A thing that seems to me quite strange is that although it is the well-educated who are likely to believe in physicalism, they are unlikely to feel any need or to have any ability to justify their belief. (There are, of course exceptions; quite possibly the present reader is one.) Indeed, the fact that they subscribe to such a belief is a principal reason to describe them as “well-educated.” To do otherwise is to invite the adjectives “superstitious,” “naive,” or “ignorant.”
Of course given this situation, one of the first questions that occurs to me is this: How does one justify physicalism? And hard on the heels of that, a second question suggests itself: “What are the alternatives?” Surely if we are going to believe in physicalism, it must be because it is the best of the choices before us. But what choices?

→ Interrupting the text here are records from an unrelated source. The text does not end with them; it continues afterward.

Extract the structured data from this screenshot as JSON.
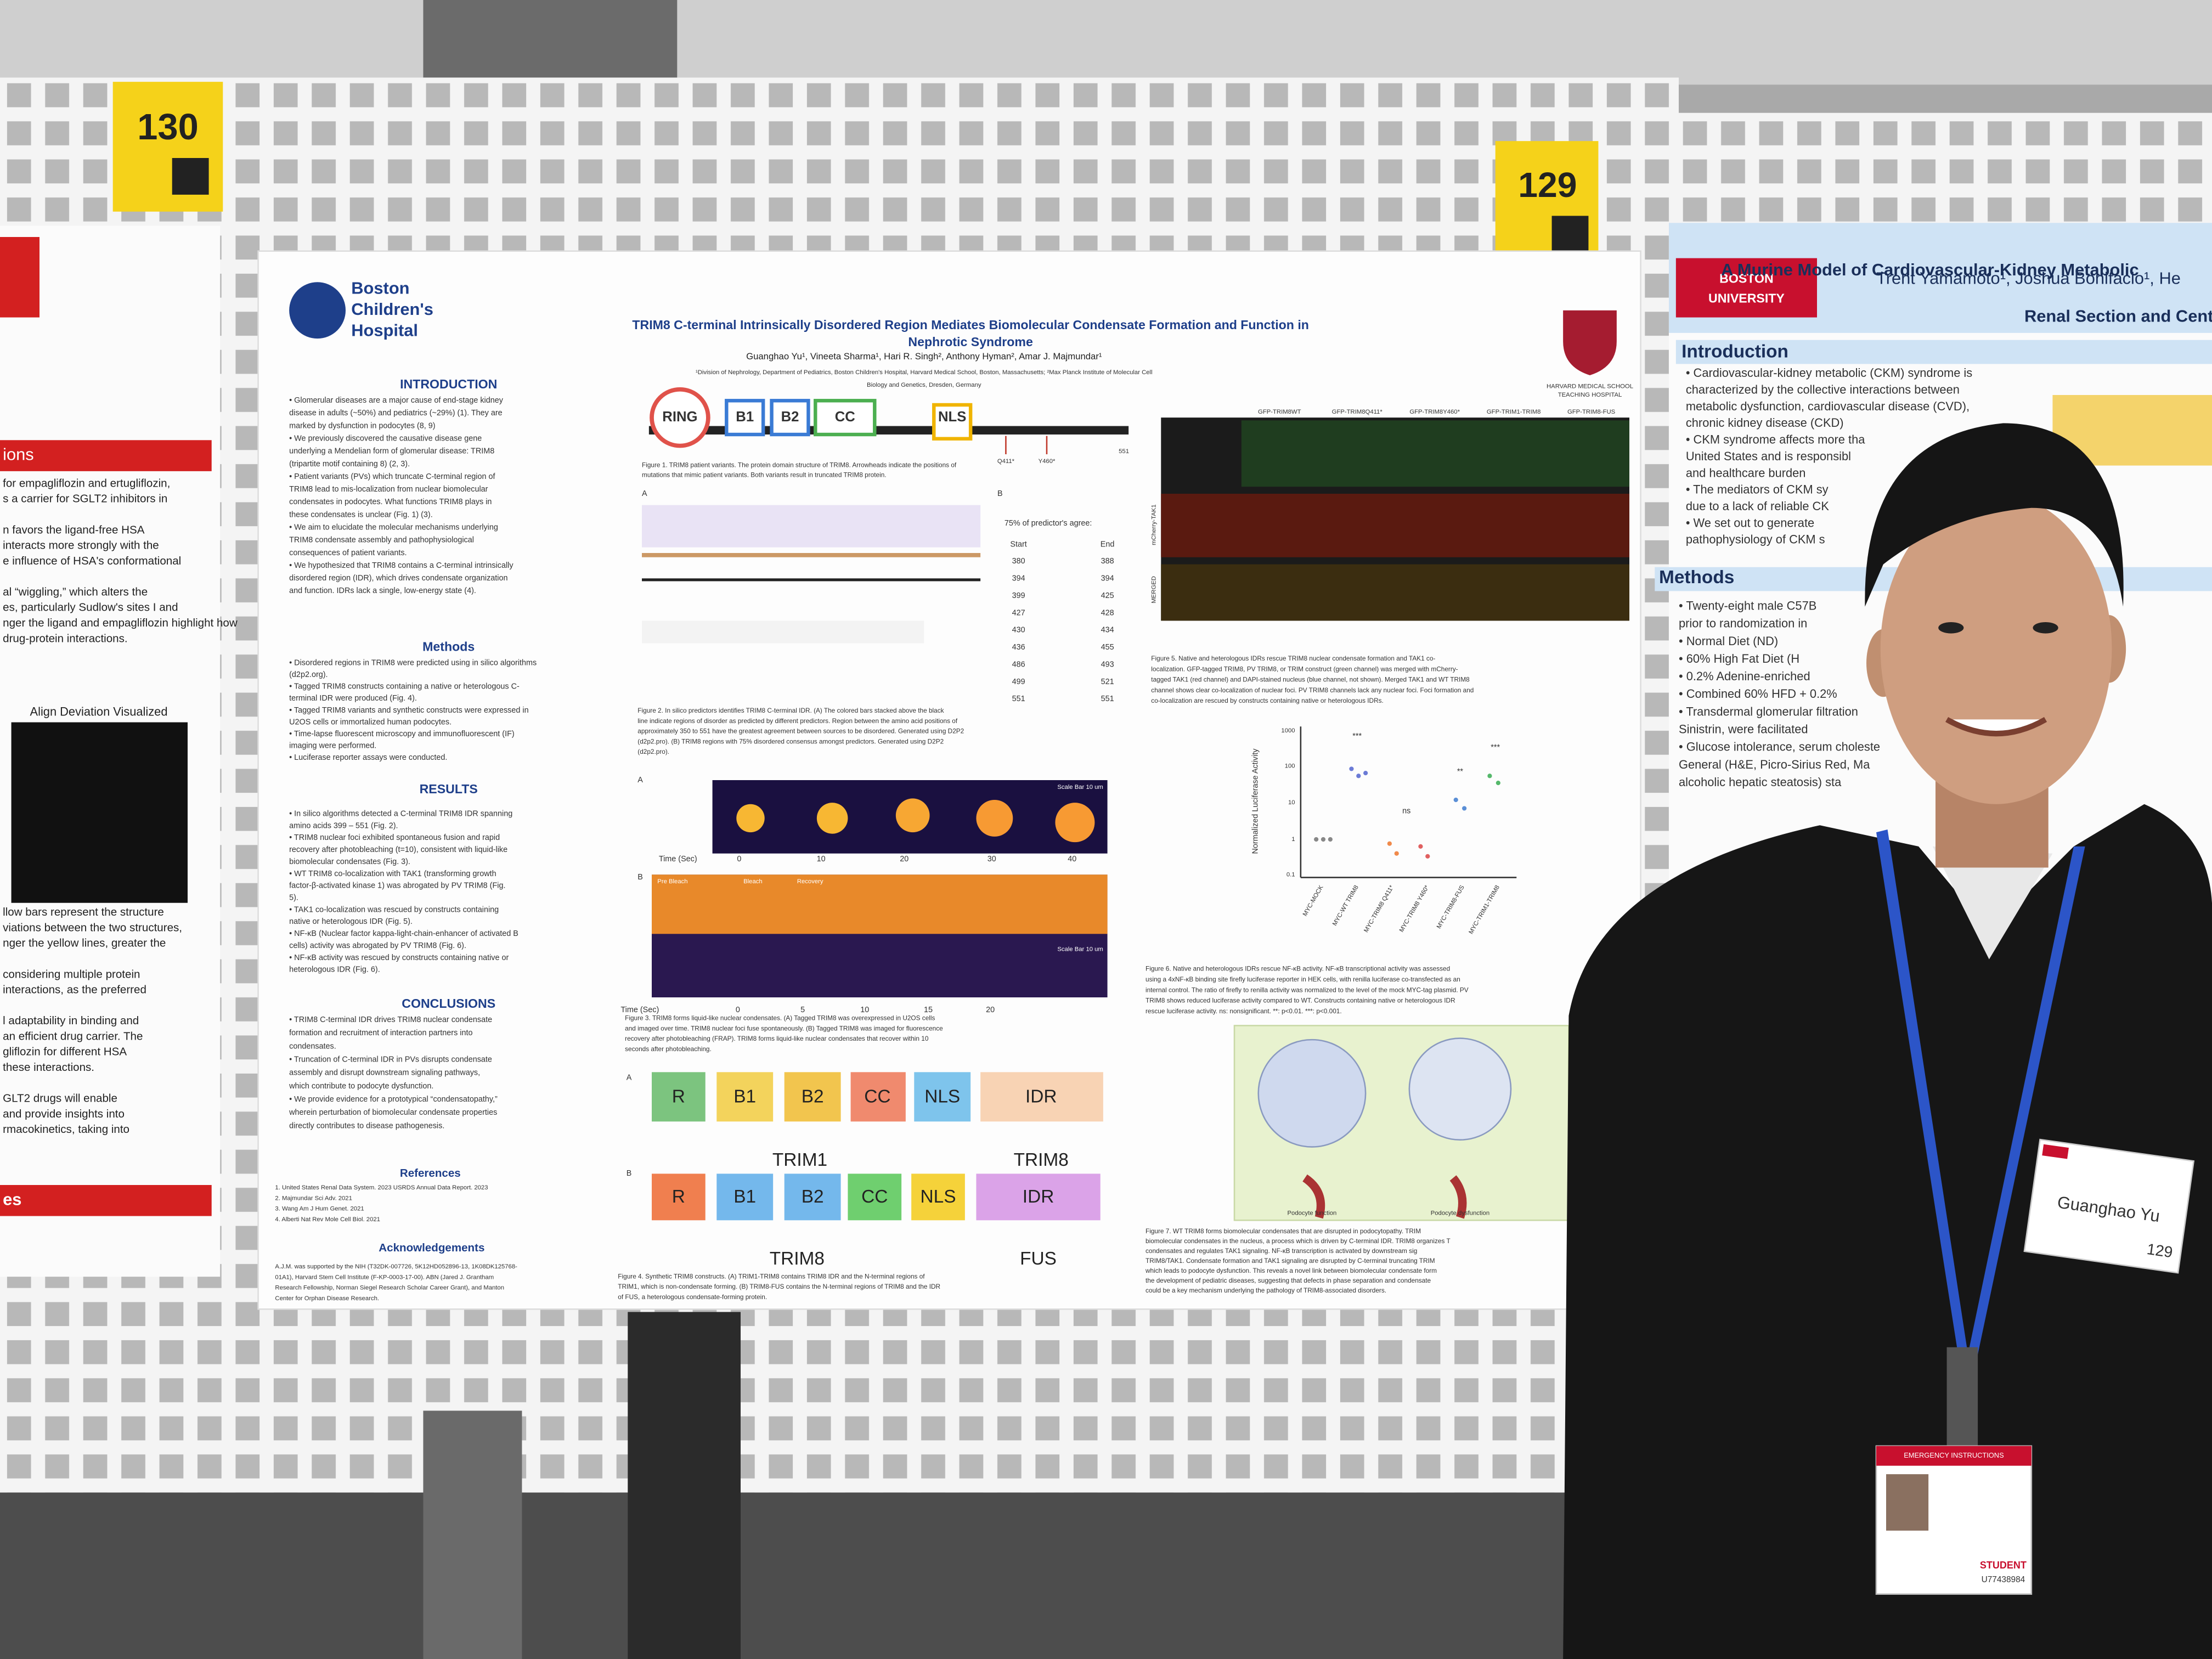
{
  "signs": {
    "left": "130",
    "right": "129"
  },
  "main_poster": {
    "logo": [
      "Boston",
      "Children's",
      "Hospital"
    ],
    "title": [
      "TRIM8 C-terminal Intrinsically Disordered Region Mediates Biomolecular Condensate Formation and Function in",
      "Nephrotic Syndrome"
    ],
    "authors": "Guanghao Yu¹, Vineeta Sharma¹, Hari R. Singh², Anthony Hyman², Amar J. Majmundar¹",
    "affiliation": [
      "¹Division of Nephrology, Department of Pediatrics, Boston Children's Hospital, Harvard Medical School, Boston, Massachusetts; ²Max Planck Institute of Molecular Cell",
      "Biology and Genetics, Dresden, Germany"
    ],
    "harvard": [
      "HARVARD MEDICAL SCHOOL",
      "TEACHING HOSPITAL"
    ],
    "introduction": {
      "heading": "INTRODUCTION",
      "lines": [
        "• Glomerular diseases are a major cause of end-stage kidney",
        "disease in adults (~50%) and pediatrics (~29%) (1). They are",
        "marked by dysfunction in podocytes (8, 9)",
        "• We previously discovered the causative disease gene",
        "underlying a Mendelian form of glomerular disease: TRIM8",
        "(tripartite motif containing 8) (2, 3).",
        "• Patient variants (PVs) which truncate C-terminal region of",
        "TRIM8 lead to mis-localization from nuclear biomolecular",
        "condensates in podocytes. What functions TRIM8 plays in",
        "these condensates is unclear (Fig. 1) (3).",
        "• We aim to elucidate the molecular mechanisms underlying",
        "TRIM8 condensate assembly and pathophysiological",
        "consequences of patient variants.",
        "• We hypothesized that TRIM8 contains a C-terminal intrinsically",
        "disordered region (IDR), which drives condensate organization",
        "and function. IDRs lack a single, low-energy state (4)."
      ]
    },
    "methods": {
      "heading": "Methods",
      "lines": [
        "• Disordered regions in TRIM8 were predicted using in silico algorithms",
        "(d2p2.org).",
        "• Tagged TRIM8 constructs containing a native or heterologous C-",
        "terminal IDR were produced (Fig. 4).",
        "• Tagged TRIM8 variants and synthetic constructs were expressed in",
        "U2OS cells or immortalized human podocytes.",
        "• Time-lapse fluorescent microscopy and immunofluorescent (IF)",
        "imaging were performed.",
        "• Luciferase reporter assays were conducted."
      ]
    },
    "results": {
      "heading": "RESULTS",
      "lines": [
        "• In silico algorithms detected a C-terminal TRIM8 IDR spanning",
        "amino acids 399 – 551 (Fig. 2).",
        "• TRIM8 nuclear foci exhibited spontaneous fusion and rapid",
        "recovery after photobleaching (t=10), consistent with liquid-like",
        "biomolecular condensates (Fig. 3).",
        "• WT TRIM8 co-localization with TAK1 (transforming growth",
        "factor-β-activated kinase 1) was abrogated by PV TRIM8 (Fig.",
        "5).",
        "• TAK1 co-localization was rescued by constructs containing",
        "native or heterologous IDR (Fig. 5).",
        "• NF-κB (Nuclear factor kappa-light-chain-enhancer of activated B",
        "cells) activity was abrogated by PV TRIM8 (Fig. 6).",
        "• NF-κB activity was rescued by constructs containing native or",
        "heterologous IDR (Fig. 6)."
      ]
    },
    "conclusions": {
      "heading": "CONCLUSIONS",
      "lines": [
        "• TRIM8 C-terminal IDR drives TRIM8 nuclear condensate",
        "formation and recruitment of interaction partners into",
        "condensates.",
        "• Truncation of C-terminal IDR in PVs disrupts condensate",
        "assembly and disrupt downstream signaling pathways,",
        "which contribute to podocyte dysfunction.",
        "• We provide evidence for a prototypical “condensatopathy,”",
        "wherein perturbation of biomolecular condensate properties",
        "directly contributes to disease pathogenesis."
      ]
    },
    "references": {
      "heading": "References",
      "lines": [
        "1. United States Renal Data System. 2023 USRDS Annual Data Report. 2023",
        "2. Majmundar Sci Adv. 2021",
        "3. Wang Am J Hum Genet. 2021",
        "4. Alberti Nat Rev Mole Cell Biol. 2021"
      ]
    },
    "acknowledgements": {
      "heading": "Acknowledgements",
      "lines": [
        "A.J.M. was supported by the NIH (T32DK-007726, 5K12HD052896-13, 1K08DK125768-",
        "01A1), Harvard Stem Cell Institute (F-KP-0003-17-00). ABN (Jared J. Grantham",
        "Research Fellowship, Norman Siegel Research Scholar Career Grant), and Manton",
        "Center for Orphan Disease Research."
      ]
    },
    "figure1": {
      "domains": [
        "RING",
        "B1",
        "B2",
        "CC",
        "NLS"
      ],
      "end": "551",
      "variants": [
        "Q411*",
        "Y460*"
      ],
      "caption": [
        "Figure 1. TRIM8 patient variants. The protein domain structure of TRIM8. Arrowheads indicate the positions of",
        "mutations that mimic patient variants. Both variants result in truncated TRIM8 protein."
      ]
    },
    "figure2": {
      "panels": [
        "A",
        "B"
      ],
      "table_title": "75% of predictor's agree:",
      "columns": [
        "Start",
        "End"
      ],
      "rows": [
        [
          "380",
          "388"
        ],
        [
          "394",
          "394"
        ],
        [
          "399",
          "425"
        ],
        [
          "427",
          "428"
        ],
        [
          "430",
          "434"
        ],
        [
          "436",
          "455"
        ],
        [
          "486",
          "493"
        ],
        [
          "499",
          "521"
        ],
        [
          "551",
          "551"
        ]
      ],
      "caption": [
        "Figure 2. In silico predictors identifies TRIM8 C-terminal IDR. (A) The colored bars stacked above the black",
        "line indicate regions of disorder as predicted by different predictors. Region between the amino acid positions of",
        "approximately 350 to 551 have the greatest agreement between sources to be disordered. Generated using D2P2",
        "(d2p2.pro). (B) TRIM8 regions with 75% disordered consensus amongst predictors. Generated using D2P2",
        "(d2p2.pro)."
      ]
    },
    "figure3": {
      "panels": [
        "A",
        "B"
      ],
      "scale_a": "Scale Bar 10 um",
      "scale_b": "Scale Bar 10 um",
      "time_label": "Time (Sec)",
      "times_a": [
        "0",
        "10",
        "20",
        "30",
        "40"
      ],
      "frames_b": [
        "Pre Bleach",
        "Bleach",
        "Recovery"
      ],
      "times_b": [
        "0",
        "5",
        "10",
        "15",
        "20"
      ],
      "caption": [
        "Figure 3. TRIM8 forms liquid-like nuclear condensates. (A) Tagged TRIM8 was overexpressed in U2OS cells",
        "and imaged over time. TRIM8 nuclear foci fuse spontaneously. (B) Tagged TRIM8 was imaged for fluorescence",
        "recovery after photobleaching (FRAP). TRIM8 forms liquid-like nuclear condensates that recover within 10",
        "seconds after photobleaching."
      ]
    },
    "figure4": {
      "panels": [
        "A",
        "B"
      ],
      "row_a": [
        "R",
        "B1",
        "B2",
        "CC",
        "NLS",
        "IDR"
      ],
      "labels_a": [
        "TRIM1",
        "TRIM8"
      ],
      "row_b": [
        "R",
        "B1",
        "B2",
        "CC",
        "NLS",
        "IDR"
      ],
      "labels_b": [
        "TRIM8",
        "FUS"
      ],
      "caption": [
        "Figure 4. Synthetic TRIM8 constructs. (A) TRIM1-TRIM8 contains TRIM8 IDR and the N-terminal regions of",
        "TRIM1, which is non-condensate forming. (B) TRIM8-FUS contains the N-terminal regions of TRIM8 and the IDR",
        "of FUS, a heterologous condensate-forming protein."
      ]
    },
    "figure5": {
      "columns": [
        "GFP-TRIM8WT",
        "GFP-TRIM8Q411*",
        "GFP-TRIM8Y460*",
        "GFP-TRIM1-TRIM8",
        "GFP-TRIM8-FUS"
      ],
      "rows": [
        "mCherry-TAK1",
        "MERGED"
      ],
      "caption": [
        "Figure 5. Native and heterologous IDRs rescue TRIM8 nuclear condensate formation and TAK1 co-",
        "localization. GFP-tagged TRIM8, PV TRIM8, or TRIM construct (green channel) was merged with mCherry-",
        "tagged TAK1 (red channel) and DAPI-stained nucleus (blue channel, not shown). Merged TAK1 and WT TRIM8",
        "channel shows clear co-localization of nuclear foci. PV TRIM8 channels lack any nuclear foci. Foci formation and",
        "co-localization are rescued by constructs containing native or heterologous IDRs."
      ]
    },
    "figure6": {
      "y_label": "Normalized Luciferase Activity",
      "yticks": [
        "1000",
        "100",
        "10",
        "1",
        "0.1"
      ],
      "categories": [
        "MYC-MOCK",
        "MYC-WT TRIM8",
        "MYC-TRIM8 Q411*",
        "MYC-TRIM8 Y460*",
        "MYC-TRIM8-FUS",
        "MYC-TRIM1-TRIM8"
      ],
      "significance": [
        "***",
        "ns",
        "**",
        "***"
      ],
      "caption": [
        "Figure 6. Native and heterologous IDRs rescue NF-κB activity. NF-κB transcriptional activity was assessed",
        "using a 4xNF-κB binding site firefly luciferase reporter in HEK cells, with renilla luciferase co-transfected as an",
        "internal control. The ratio of firefly to renilla activity was normalized to the level of the mock MYC-tag plasmid. PV",
        "TRIM8 shows reduced luciferase activity compared to WT. Constructs containing native or heterologous IDR",
        "rescue luciferase activity. ns: nonsignificant. **: p<0.01. ***: p<0.001."
      ]
    },
    "figure7": {
      "labels": [
        "Podocyte function",
        "Podocyte dysfunction"
      ],
      "caption": [
        "Figure 7. WT TRIM8 forms biomolecular condensates that are disrupted in podocytopathy. TRIM",
        "biomolecular condensates in the nucleus, a process which is driven by C-terminal IDR. TRIM8 organizes T",
        "condensates and regulates TAK1 signaling. NF-κB transcription is activated by downstream sig",
        "TRIM8/TAK1. Condensate formation and TAK1 signaling are disrupted by C-terminal truncating TRIM",
        "which leads to podocyte dysfunction. This reveals a novel link between biomolecular condensate form",
        "the development of pediatric diseases, suggesting that defects in phase separation and condensate",
        "could be a key mechanism underlying the pathology of TRIM8-associated disorders."
      ]
    }
  },
  "right_poster": {
    "logo": [
      "BOSTON",
      "UNIVERSITY"
    ],
    "title": "A Murine Model of Cardiovascular-Kidney Metabolic",
    "authors": "Trent Yamamoto¹, Joshua Bonifacio¹, He",
    "affiliation": "Renal Section and Cent",
    "introduction": {
      "heading": "Introduction",
      "lines": [
        "• Cardiovascular-kidney metabolic (CKM) syndrome is",
        "characterized by the collective interactions between",
        "metabolic dysfunction, cardiovascular disease (CVD),",
        "chronic kidney disease (CKD)",
        "• CKM syndrome affects more tha",
        "United States and is responsibl",
        "and healthcare burden",
        "• The mediators of CKM sy",
        "due to a lack of reliable CK",
        "• We set out to generate",
        "pathophysiology of CKM s"
      ]
    },
    "methods": {
      "heading": "Methods",
      "lines": [
        "• Twenty-eight male C57B",
        "prior to randomization in",
        "• Normal Diet (ND)",
        "• 60% High Fat Diet (H",
        "• 0.2% Adenine-enriched",
        "• Combined 60% HFD + 0.2%",
        "• Transdermal glomerular filtration",
        "Sinistrin, were facilitated",
        "• Glucose intolerance, serum choleste",
        "General (H&E, Picro-Sirius Red, Ma",
        "alcoholic hepatic steatosis) sta"
      ]
    }
  },
  "left_poster": {
    "heading": "ions",
    "lines_top": [
      "for empagliflozin and ertugliflozin,",
      "s a carrier for SGLT2 inhibitors in",
      "",
      "n favors the ligand-free HSA",
      "interacts more strongly with the",
      "e influence of HSA's conformational",
      "",
      "al “wiggling,” which alters the",
      "es, particularly Sudlow's sites I and",
      "nger the ligand and empagliflozin highlight how",
      "drug-protein interactions."
    ],
    "figure_title": "Align Deviation Visualized",
    "lines_bottom": [
      "llow bars represent the structure",
      "viations between the two structures,",
      "nger the yellow lines, greater the",
      "",
      "considering multiple protein",
      "interactions, as the preferred",
      "",
      "l adaptability in binding and",
      "an efficient drug carrier. The",
      "gliflozin for different HSA",
      "these interactions.",
      "",
      "GLT2 drugs will enable",
      "and provide insights into",
      "rmacokinetics, taking into"
    ],
    "footer_heading": "es"
  },
  "badge": {
    "name": "Guanghao Yu",
    "number": "129"
  },
  "id_card": {
    "title": "EMERGENCY INSTRUCTIONS",
    "role": "STUDENT",
    "number": "U77438984"
  }
}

Two possibilities are idealism or religion of some flavor or other.
I have little feel for idealism or how one might contrast it to physicalism. I suspect the same is true for the average well-educated person.
As for religion, it looks to me as though matters have reached such a state that we cannot compare them; it is automatically assumed that people cannot discuss religious matters and physics at the same time; they are said to operate in different domains. (This is not at all the same sort of discussion the atheist may have in mind when he says he certainly can discuss them at the same time; physics rules, and religion is a delusion produced by neuropathology or less honorable means.)
Are there other alternatives?
Very likely. And yet—again—strange to say, no one seems conscious of them. Or at least conscious of them as alternatives. That is, not as systems of thought that can be brought into the same arena with physicalism and compared by noting contrasting assumptions, consequences, or how well they comport with physical or psychological reality.
So let me leave you with these questions:
What—if any—are the alternatives to physicalism? And why is it preferable to all of them?